研究主幹 山本 尚(中部大学 分子性触媒研究センター長・研究推進機構長
/シカゴ大学 名誉教授/名古屋大学 名誉教授)
副研究主幹 加藤 隆史(東京大学 大学院工学系研究科 教授)

2014年度の第1回募集においては、計37件の申請があり、日仏双方による慎重な審査および合議の結果、4件を採択することとした。内容としては、次世代の電池材料・太陽電池材料・生体適応材料・人工光合成への応用を目指した研究であり、分子技術の発展に資するものと考えている。日仏の相互作用による飛躍的な展開を大いに期待している。また、今回の申請では、分子技術が充分には理解できていない申請書が数多く見受けられ、大変に残念であった。
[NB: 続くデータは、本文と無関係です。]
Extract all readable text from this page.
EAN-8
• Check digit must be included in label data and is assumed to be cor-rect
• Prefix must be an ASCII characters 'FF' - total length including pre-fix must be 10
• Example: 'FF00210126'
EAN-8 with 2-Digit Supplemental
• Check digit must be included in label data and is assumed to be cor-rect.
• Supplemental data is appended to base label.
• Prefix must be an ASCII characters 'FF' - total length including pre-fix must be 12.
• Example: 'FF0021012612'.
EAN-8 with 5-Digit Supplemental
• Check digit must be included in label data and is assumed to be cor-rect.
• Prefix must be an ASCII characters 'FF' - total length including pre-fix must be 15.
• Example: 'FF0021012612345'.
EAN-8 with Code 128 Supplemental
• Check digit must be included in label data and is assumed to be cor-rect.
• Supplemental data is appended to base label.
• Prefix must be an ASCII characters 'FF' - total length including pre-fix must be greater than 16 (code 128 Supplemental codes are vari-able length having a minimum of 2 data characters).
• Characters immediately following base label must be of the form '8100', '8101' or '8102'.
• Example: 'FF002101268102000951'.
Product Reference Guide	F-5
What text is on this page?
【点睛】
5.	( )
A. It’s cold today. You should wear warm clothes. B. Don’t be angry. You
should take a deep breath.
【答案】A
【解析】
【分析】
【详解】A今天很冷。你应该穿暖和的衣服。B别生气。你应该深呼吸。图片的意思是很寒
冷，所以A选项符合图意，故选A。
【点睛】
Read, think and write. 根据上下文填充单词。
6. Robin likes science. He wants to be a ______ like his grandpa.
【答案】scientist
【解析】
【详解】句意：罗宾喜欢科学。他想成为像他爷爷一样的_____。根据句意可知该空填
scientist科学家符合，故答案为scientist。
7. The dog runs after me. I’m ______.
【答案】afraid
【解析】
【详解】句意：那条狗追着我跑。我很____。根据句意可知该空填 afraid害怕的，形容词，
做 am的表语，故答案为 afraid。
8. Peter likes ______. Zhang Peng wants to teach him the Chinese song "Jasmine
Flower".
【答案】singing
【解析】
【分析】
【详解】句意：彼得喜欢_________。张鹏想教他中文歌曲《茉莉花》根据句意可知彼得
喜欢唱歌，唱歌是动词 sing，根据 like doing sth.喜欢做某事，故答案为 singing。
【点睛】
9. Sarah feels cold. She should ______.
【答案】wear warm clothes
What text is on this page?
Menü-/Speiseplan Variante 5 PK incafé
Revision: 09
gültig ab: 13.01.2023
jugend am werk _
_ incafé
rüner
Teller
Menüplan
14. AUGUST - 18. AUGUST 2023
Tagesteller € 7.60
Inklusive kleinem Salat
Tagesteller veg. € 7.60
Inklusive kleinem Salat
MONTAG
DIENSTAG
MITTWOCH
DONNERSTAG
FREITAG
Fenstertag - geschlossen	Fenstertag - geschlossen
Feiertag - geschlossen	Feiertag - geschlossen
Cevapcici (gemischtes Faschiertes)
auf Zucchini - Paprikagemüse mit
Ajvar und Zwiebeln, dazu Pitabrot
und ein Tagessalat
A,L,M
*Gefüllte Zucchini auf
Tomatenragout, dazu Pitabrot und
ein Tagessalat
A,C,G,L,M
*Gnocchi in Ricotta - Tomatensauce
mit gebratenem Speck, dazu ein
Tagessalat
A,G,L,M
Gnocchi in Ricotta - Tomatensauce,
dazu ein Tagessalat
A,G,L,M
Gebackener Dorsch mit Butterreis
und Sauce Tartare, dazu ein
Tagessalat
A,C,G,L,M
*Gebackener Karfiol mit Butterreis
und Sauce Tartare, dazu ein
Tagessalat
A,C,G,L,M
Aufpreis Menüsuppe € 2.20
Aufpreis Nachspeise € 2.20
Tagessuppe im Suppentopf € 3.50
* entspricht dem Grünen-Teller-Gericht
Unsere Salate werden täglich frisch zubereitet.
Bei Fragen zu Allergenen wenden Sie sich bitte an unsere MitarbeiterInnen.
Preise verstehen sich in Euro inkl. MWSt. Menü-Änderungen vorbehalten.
分子技術は日本が発信した、新しい研究領域であり、20−30年後に実を結ぶ真に革新的なグリーン・イノベーションやライフ・イノベーションへの明確な目標を掲げ、その目標に沿って最も適切な分子を設計し、創るというプロセスの2面性を持っており、一方が欠けても、分子技術にならないことを意識して、申請書を作っていただきたい。次の第2回募集は、2015年1月から2月頃を予定しており、是非とも“Me too”でなく、“Me only”の分子技術を期待している。